Konzert Das „Peñalosa-Ensemble“ entführte mit A-cappella-Gesang die Gäste in verschiedenste Epochen.

Vier Stimmen verleihen der Aussegnungshalle einen neuen Glanz.
Vier Stimmen verleihen der Aussegnungshalle einen neuen Glanz. Foto: Sabine Ackermann

Kirchheim. „Abendlich schon rauscht der Wald aus den tiefen Gründen. . .“ Joseph Freiherr von Eichendorff verfasste das Gedicht, das die Komponistin der Romantik, Fanny Hensel, vertonte. Die ältere Schwester von Felix Mendelssohn Bartholdy ist wie ihr Bruder nur ein Beispiel aus der Schmiede berühmter Komponisten, die der Lyrik eine klangvolle Note verliehen.

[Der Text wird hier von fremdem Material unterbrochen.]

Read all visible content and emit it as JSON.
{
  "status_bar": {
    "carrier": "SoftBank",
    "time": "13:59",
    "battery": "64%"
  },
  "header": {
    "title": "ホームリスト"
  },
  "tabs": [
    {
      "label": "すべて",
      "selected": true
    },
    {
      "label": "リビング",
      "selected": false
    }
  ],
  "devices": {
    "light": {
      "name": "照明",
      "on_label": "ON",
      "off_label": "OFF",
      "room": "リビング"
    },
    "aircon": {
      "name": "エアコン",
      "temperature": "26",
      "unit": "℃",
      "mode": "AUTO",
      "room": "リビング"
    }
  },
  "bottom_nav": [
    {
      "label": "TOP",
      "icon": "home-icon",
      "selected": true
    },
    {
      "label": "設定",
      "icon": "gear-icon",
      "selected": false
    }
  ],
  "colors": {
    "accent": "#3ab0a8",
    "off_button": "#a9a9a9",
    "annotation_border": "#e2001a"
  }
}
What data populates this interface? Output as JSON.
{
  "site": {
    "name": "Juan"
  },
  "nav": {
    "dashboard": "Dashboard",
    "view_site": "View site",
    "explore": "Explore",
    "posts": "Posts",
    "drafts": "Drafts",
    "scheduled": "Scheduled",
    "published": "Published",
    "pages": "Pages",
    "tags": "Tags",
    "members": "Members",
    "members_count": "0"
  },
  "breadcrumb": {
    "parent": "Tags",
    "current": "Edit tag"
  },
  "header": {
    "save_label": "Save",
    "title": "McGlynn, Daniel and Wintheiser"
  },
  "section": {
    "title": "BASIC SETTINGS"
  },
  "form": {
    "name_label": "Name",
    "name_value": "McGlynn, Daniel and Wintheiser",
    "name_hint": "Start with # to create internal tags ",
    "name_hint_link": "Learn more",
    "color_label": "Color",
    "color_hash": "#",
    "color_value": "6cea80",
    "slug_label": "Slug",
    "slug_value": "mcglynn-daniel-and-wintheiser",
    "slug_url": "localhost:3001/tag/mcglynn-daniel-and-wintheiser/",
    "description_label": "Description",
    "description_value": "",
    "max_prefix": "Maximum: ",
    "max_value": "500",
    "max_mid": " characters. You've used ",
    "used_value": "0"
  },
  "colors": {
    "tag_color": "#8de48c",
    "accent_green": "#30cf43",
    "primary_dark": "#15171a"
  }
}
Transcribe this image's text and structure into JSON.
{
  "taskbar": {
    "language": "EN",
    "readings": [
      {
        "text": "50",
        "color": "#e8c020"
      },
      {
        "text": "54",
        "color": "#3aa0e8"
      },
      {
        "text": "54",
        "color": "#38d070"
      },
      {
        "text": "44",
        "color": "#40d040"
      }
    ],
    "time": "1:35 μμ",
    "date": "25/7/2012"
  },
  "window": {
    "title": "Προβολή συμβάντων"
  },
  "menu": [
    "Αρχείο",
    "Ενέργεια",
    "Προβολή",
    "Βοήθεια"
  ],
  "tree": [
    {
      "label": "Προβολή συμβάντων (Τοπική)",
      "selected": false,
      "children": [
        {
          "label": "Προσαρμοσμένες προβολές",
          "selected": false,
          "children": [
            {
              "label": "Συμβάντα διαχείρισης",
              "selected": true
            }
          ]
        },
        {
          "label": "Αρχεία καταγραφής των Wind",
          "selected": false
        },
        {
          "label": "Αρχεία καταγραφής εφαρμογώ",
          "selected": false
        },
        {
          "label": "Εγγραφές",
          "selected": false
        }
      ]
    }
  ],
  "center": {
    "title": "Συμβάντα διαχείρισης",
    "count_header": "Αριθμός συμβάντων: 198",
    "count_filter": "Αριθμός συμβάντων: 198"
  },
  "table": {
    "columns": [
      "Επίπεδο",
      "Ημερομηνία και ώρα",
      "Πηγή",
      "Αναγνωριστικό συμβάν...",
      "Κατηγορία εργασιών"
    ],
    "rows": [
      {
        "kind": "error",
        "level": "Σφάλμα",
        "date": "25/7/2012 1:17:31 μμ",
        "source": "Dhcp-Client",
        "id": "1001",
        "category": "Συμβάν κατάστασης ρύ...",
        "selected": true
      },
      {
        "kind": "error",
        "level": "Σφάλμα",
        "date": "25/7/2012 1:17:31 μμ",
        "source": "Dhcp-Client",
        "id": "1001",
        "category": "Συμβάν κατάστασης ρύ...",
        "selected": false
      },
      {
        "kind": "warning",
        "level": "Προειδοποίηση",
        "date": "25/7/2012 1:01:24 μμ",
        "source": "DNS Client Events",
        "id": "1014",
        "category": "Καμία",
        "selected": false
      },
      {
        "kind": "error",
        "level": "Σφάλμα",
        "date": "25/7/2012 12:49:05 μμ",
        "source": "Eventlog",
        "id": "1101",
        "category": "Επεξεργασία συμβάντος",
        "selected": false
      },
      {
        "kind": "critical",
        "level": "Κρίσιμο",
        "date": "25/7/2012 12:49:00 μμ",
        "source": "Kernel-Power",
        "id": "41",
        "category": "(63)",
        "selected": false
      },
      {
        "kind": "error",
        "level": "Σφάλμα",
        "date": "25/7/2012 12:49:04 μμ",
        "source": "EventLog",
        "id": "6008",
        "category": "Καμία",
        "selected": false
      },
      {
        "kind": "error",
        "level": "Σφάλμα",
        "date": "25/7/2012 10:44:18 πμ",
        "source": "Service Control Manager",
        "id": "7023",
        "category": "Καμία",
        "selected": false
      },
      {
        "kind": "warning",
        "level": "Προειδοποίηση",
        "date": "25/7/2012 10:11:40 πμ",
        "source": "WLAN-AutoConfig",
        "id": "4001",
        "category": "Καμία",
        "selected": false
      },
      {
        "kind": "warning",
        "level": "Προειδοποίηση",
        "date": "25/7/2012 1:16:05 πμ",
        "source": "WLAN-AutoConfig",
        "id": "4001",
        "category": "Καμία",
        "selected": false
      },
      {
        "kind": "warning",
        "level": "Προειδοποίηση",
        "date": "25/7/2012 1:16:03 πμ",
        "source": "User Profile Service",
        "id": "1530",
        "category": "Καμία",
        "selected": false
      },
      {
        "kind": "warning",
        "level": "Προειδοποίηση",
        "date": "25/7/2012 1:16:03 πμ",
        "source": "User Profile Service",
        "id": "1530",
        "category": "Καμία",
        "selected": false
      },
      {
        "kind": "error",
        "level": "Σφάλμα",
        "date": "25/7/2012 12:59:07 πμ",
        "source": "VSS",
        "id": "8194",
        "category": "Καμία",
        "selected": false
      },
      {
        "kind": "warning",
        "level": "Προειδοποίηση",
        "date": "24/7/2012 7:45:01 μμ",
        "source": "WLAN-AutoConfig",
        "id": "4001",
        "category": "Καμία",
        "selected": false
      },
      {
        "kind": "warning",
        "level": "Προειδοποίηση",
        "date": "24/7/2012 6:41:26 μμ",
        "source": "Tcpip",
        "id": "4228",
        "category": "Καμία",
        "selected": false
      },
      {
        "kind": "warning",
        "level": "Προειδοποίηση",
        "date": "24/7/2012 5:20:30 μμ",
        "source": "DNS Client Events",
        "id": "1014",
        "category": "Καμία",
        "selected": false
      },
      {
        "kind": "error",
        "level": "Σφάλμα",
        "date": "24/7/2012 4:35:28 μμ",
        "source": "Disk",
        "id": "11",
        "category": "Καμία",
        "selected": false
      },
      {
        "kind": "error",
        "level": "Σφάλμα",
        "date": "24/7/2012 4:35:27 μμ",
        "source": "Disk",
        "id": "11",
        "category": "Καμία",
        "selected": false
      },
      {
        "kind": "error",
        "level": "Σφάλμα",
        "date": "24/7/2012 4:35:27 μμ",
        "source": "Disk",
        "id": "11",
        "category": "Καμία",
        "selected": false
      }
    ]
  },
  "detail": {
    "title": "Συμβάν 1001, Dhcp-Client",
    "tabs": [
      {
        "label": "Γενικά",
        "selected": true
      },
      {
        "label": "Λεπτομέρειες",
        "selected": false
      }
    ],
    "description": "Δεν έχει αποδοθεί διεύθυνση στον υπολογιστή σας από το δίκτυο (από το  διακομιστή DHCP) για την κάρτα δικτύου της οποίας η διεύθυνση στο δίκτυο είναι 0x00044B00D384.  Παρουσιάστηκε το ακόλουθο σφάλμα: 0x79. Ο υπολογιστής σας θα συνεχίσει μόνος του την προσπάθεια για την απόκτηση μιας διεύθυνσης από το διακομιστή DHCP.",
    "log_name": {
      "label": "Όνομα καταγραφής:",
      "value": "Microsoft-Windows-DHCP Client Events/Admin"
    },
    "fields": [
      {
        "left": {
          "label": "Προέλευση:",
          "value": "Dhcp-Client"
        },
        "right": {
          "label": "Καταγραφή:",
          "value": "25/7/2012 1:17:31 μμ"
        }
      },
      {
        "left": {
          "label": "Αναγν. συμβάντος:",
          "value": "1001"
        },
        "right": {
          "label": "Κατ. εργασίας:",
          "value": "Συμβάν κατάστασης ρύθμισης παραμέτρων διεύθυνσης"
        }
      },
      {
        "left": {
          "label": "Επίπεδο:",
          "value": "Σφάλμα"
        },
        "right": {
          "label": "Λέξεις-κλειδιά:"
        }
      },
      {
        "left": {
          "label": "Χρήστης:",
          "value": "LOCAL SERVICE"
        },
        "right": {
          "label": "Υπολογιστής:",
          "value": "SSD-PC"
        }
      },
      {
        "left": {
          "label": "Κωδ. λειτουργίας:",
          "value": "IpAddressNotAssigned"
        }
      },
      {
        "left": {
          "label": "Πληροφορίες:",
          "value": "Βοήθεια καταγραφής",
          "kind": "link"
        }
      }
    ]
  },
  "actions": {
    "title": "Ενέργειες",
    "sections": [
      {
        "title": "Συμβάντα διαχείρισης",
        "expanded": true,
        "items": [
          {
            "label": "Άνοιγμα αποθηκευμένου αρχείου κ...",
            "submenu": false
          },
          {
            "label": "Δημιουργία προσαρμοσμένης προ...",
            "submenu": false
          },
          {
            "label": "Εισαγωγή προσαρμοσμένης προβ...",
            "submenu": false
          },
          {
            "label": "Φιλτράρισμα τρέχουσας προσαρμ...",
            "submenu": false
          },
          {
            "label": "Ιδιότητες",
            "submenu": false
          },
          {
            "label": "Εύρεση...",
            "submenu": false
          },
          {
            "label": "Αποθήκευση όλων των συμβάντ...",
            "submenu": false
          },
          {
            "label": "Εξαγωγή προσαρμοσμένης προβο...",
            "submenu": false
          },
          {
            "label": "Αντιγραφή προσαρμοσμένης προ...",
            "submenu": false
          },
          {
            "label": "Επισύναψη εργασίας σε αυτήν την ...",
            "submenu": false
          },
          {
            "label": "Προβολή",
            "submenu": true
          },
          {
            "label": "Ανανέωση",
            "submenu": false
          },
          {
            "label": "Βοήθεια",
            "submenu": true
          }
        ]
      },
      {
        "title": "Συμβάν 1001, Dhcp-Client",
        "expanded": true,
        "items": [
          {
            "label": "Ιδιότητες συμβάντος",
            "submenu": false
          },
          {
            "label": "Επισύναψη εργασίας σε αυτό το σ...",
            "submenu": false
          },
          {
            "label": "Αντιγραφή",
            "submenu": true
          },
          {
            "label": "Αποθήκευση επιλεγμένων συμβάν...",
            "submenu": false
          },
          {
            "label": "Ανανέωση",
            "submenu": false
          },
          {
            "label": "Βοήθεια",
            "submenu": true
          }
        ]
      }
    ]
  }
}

Bei der Auftaktveranstaltung der VHS Schlierbach in der Aussegnungshalle sang das „Peñalosa-Ensemble“ verschiedene Werke von Melchior Vulpius, Johann Sebastian Bach, Johannes Brahms oder von Sebastian Mory. In ihrem Programm: „Der Tag hat sich geneiget“ durchschreitet das Quartett sechs Jahrhunderte und sieben Epochen der Musik und lässt so die die Ängste und Wünsche jener Zeiten erklingen. Und das gelingt dem 1996 gegründeten Vokal-Ensemble aus dem Großraum Stuttgart, das sich nach Francisco de Peñalosa nennt, auf höchstem Niveau. Sebastian Mory (Tenor), Susan Eitrich (Sopran), Mareike Weiffenbach (Alt) und Dietrich Wrase (Bass) entführte das Publikum in „eine Zeit der Ruhe“. Dunkelheit und Nacht galten über viele Jahrhunderte hinweg als beängstigend und bedrohlich, die Zeit der untergehenden Sonne stand symbolisch für den Niedergang des Lebens, für den Tod selbst - was für eine bewegende poetische Reise in die Vergangenheit.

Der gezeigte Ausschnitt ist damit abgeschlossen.